The multi-billion dollar ride-sharing company also included a warrant canary, stating that it had not received a national security demand.
Written by Zack Whittaker, Contributor

Uber, the multi-billion dollar ride-sharing company, has turned over data on more than 12 million users to US local and federal authorities.

(Image: CNET/CBS Interactive)

The company revealed the information in its first transparency report published Tuesday.

Uber said it received 33 requests which amounted to data on more than 11.6 million riders.

The company, valued at around $62 billion, complied with 58 percent of those requests, either as required or after unsuccessfully narrowing the scope of the request.

Uber also said it wholly complied with 33 requests by regulators in relation to airport transportation services, amounting to about 1.6 million riders.

The company said regulators may request information about trips, requests, pickup and dropoff areas, and fares for a given time period.

But the number of law enforcement requests is just a fraction compared to the number that is collected by US regulators.

Uber turned over data on 205 driver accounts over 408 requests. The company fully complied with about one-third of those requests, and partially complied in 52 percent.

Most requests were subpoenas filed by state authorities.

In most cases, law enforcement requests that were received related to fraud investigations or the use of stolen credit cards, the report said.

The company also said it has "not received a National Security Letter or FISA order" as of the date of the report.

This so-called warrant canary is a widely-used tool to tell customers that no secret government demands for data have been filed.

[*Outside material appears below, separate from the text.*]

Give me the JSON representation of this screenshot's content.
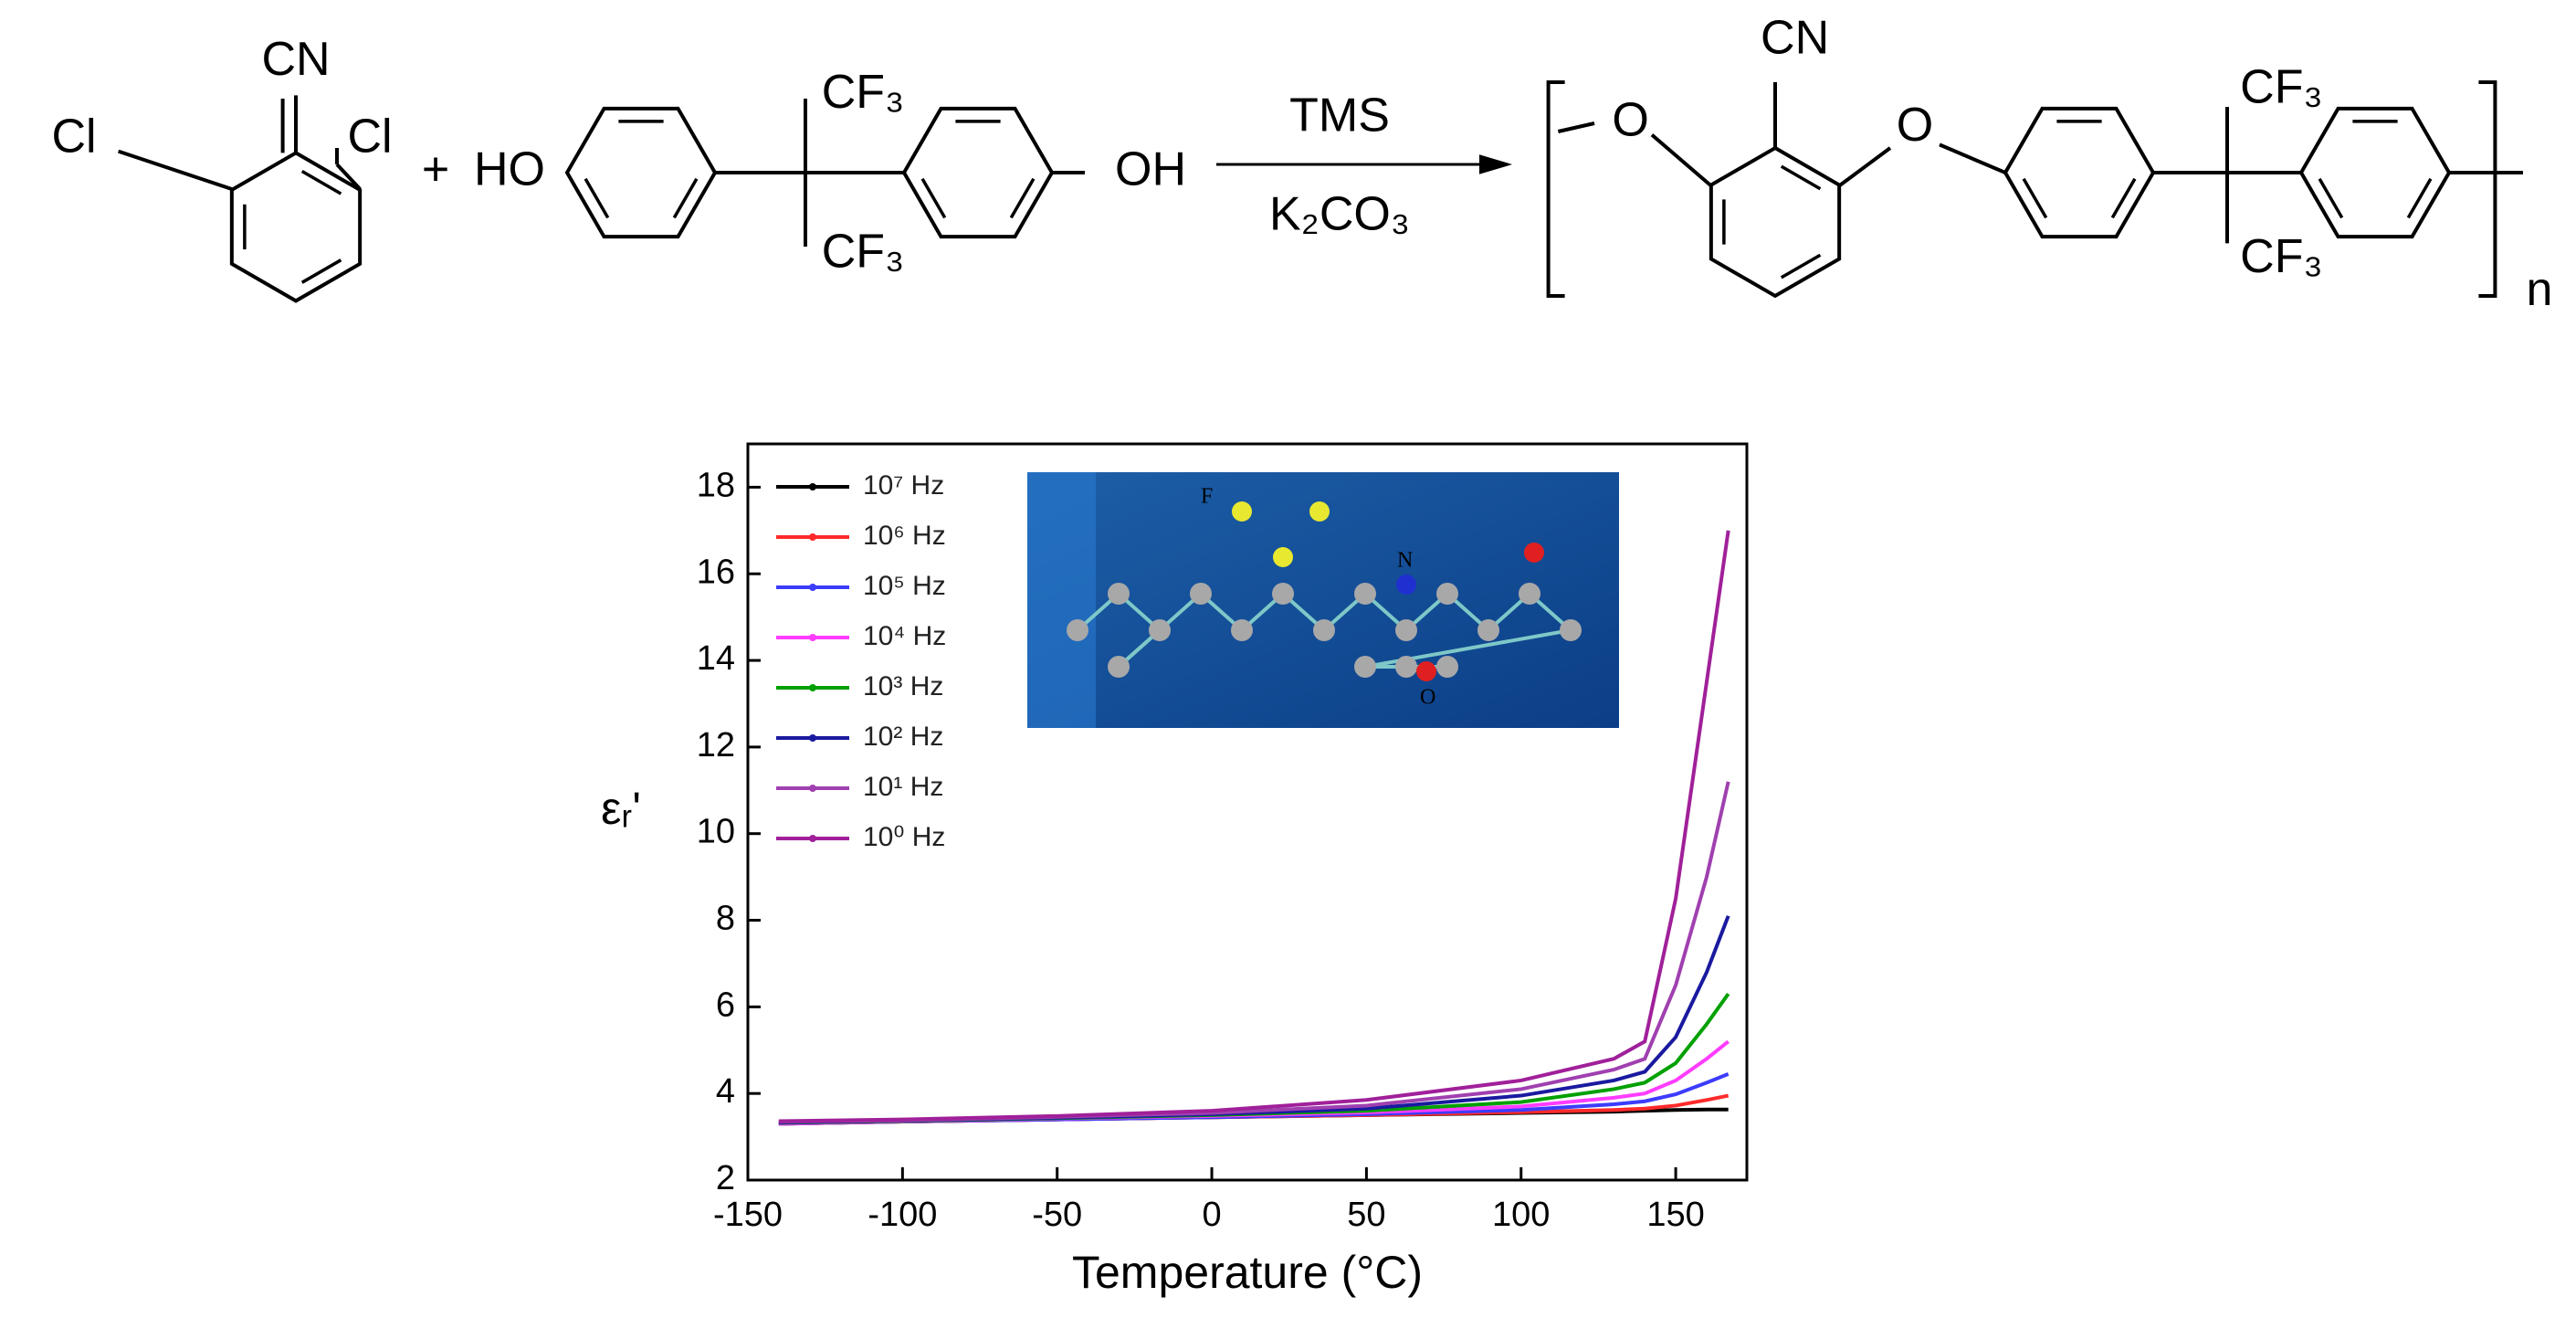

Many companies have included these public statements on their website, in anticipation of receiving secret requests down the line. Removing the notice suggests one has been received but doesn't violate the gag order because nothing was explicitly said.

Reddit recently became the first widely-known company to remove a warrant canary, indicating that it been subject to a top-secret order.

The company did not disclose any information on government requests from other countries.